Subtract 6 from both sides of the equation.

3x^{2}-7x-6=0

Subtracting 6 from itself leaves 0.

x=\frac{-\left(-7\right)±\sqrt{\left(-7\right)^{2}-4\times 3\left(-6\right)}}{2\times 3}

This equation is in standard form: ax^{2}+bx+c=0. Substitute 3 for a, -7 for b, and -6 for c in the quadratic formula, \frac{-b±\sqrt{b^{2}-4ac}}{2a}.

x=\frac{-\left(-7\right)±\sqrt{49-4\times 3\left(-6\right)}}{2\times 3}

Square -7.

x=\frac{-\left(-7\right)±\sqrt{49-12\left(-6\right)}}{2\times 3}

Multiply -4 times 3.

x=\frac{-\left(-7\right)±\sqrt{49+72}}{2\times 3}

Multiply -12 times -6.

x=\frac{-\left(-7\right)±\sqrt{121}}{2\times 3}

Add 49 to 72.

x=\frac{-\left(-7\right)±11}{2\times 3}

Take the square root of 121.

x=\frac{7±11}{2\times 3}

The opposite of -7 is 7.

x=\frac{7±11}{6}

Multiply 2 times 3.

x=\frac{18}{6}

Now solve the equation x=\frac{7±11}{6} when ± is plus. Add 7 to 11.

x=3

Divide 18 by 6.

x=-\frac{4}{6}

Now solve the equation x=\frac{7±11}{6} when ± is minus. Subtract 11 from 7.

x=-\frac{2}{3}

Reduce the fraction \frac{-4}{6} to lowest terms by extracting and canceling out 2.

x=3 x=-\frac{2}{3}

The equation is now solved.

3x^{2}-7x=6

Quadratic equations such as this one can be solved by completing the square. In order to complete the square, the equation must first be in the form x^{2}+bx=c.

\frac{3x^{2}-7x}{3}=\frac{6}{3}

Divide both sides by 3.

x^{2}-\frac{7}{3}x=\frac{6}{3}

Dividing by 3 undoes the multiplication by 3.

x^{2}-\frac{7}{3}x=2

Divide 6 by 3.

x^{2}-\frac{7}{3}x+\left(-\frac{7}{6}\right)^{2}=2+\left(-\frac{7}{6}\right)^{2}

Divide -\frac{7}{3}, the coefficient of the x term, by 2 to get -\frac{7}{6}. Then add the square of -\frac{7}{6} to both sides of the equation. This step makes the left hand side of the equation a perfect square.

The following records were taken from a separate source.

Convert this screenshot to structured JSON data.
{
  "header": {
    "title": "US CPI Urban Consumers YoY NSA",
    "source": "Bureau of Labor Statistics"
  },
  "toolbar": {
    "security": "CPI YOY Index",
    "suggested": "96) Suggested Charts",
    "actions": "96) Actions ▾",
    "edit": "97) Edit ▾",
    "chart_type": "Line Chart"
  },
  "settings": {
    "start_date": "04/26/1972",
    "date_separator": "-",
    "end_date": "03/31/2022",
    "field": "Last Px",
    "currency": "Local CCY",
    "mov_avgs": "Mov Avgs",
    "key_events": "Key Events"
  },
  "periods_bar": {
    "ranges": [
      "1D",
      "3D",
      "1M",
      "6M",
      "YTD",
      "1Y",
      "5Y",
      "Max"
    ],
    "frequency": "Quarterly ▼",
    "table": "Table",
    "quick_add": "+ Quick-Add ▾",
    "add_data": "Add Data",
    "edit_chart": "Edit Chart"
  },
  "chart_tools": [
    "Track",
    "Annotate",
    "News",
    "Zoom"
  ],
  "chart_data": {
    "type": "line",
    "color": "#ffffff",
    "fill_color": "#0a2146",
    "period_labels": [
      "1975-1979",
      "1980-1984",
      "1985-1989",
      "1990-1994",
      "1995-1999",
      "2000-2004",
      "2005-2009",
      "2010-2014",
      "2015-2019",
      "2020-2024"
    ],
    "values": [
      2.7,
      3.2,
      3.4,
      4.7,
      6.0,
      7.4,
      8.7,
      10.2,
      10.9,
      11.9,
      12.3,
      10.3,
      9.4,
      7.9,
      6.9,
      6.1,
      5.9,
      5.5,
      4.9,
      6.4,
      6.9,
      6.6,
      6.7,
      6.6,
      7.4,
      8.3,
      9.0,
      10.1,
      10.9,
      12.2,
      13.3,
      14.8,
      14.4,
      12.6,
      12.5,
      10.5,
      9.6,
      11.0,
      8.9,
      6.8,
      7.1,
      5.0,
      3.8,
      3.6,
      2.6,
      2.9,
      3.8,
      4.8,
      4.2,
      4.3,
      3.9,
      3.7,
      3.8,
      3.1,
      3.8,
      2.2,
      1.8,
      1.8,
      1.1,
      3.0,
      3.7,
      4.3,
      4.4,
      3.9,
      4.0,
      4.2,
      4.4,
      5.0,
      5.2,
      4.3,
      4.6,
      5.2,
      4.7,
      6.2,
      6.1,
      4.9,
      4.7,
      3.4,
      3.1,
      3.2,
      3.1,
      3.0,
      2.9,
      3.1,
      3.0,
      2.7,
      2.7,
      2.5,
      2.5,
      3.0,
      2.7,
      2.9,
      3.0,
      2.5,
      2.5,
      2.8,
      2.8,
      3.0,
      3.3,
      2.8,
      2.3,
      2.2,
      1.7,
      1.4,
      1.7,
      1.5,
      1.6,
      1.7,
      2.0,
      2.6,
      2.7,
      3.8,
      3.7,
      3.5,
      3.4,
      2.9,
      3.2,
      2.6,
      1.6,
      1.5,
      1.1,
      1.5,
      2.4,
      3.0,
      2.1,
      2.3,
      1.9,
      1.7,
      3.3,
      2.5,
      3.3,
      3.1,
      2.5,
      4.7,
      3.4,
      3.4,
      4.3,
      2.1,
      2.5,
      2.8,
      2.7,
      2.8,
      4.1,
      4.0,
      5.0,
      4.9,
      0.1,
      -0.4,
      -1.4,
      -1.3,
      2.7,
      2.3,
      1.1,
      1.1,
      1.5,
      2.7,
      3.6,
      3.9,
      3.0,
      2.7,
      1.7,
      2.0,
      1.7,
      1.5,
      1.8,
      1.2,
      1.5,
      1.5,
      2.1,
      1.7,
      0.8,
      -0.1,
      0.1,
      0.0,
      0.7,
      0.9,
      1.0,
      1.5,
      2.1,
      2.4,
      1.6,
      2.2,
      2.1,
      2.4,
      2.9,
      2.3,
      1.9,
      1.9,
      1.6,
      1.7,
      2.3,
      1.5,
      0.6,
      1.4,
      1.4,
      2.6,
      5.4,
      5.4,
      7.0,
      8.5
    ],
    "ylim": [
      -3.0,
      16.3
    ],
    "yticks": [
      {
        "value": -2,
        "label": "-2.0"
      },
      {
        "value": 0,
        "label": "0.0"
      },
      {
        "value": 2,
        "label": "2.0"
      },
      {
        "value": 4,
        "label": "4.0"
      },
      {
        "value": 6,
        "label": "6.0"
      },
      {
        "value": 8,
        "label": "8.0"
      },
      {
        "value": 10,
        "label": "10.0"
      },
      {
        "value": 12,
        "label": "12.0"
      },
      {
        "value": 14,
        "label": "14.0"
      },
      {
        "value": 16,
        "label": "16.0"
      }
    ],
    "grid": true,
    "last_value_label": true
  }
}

x^{2}-\frac{7}{3}x+\frac{49}{36}=2+\frac{49}{36}

Square -\frac{7}{6} by squaring both the numerator and the denominator of the fraction.

x^{2}-\frac{7}{3}x+\frac{49}{36}=\frac{121}{36}

Add 2 to \frac{49}{36}.

\left(x-\frac{7}{6}\right)^{2}=\frac{121}{36}

Factor x^{2}-\frac{7}{3}x+\frac{49}{36}. In general, when x^{2}+bx+c is a perfect square, it can always be factored as \left(x+\frac{b}{2}\right)^{2}.

\sqrt{\left(x-\frac{7}{6}\right)^{2}}=\sqrt{\frac{121}{36}}

Take the square root of both sides of the equation.

x-\frac{7}{6}=\frac{11}{6} x-\frac{7}{6}=-\frac{11}{6}

Simplify.

x=3 x=-\frac{2}{3}

Add \frac{7}{6} to both sides of the equation.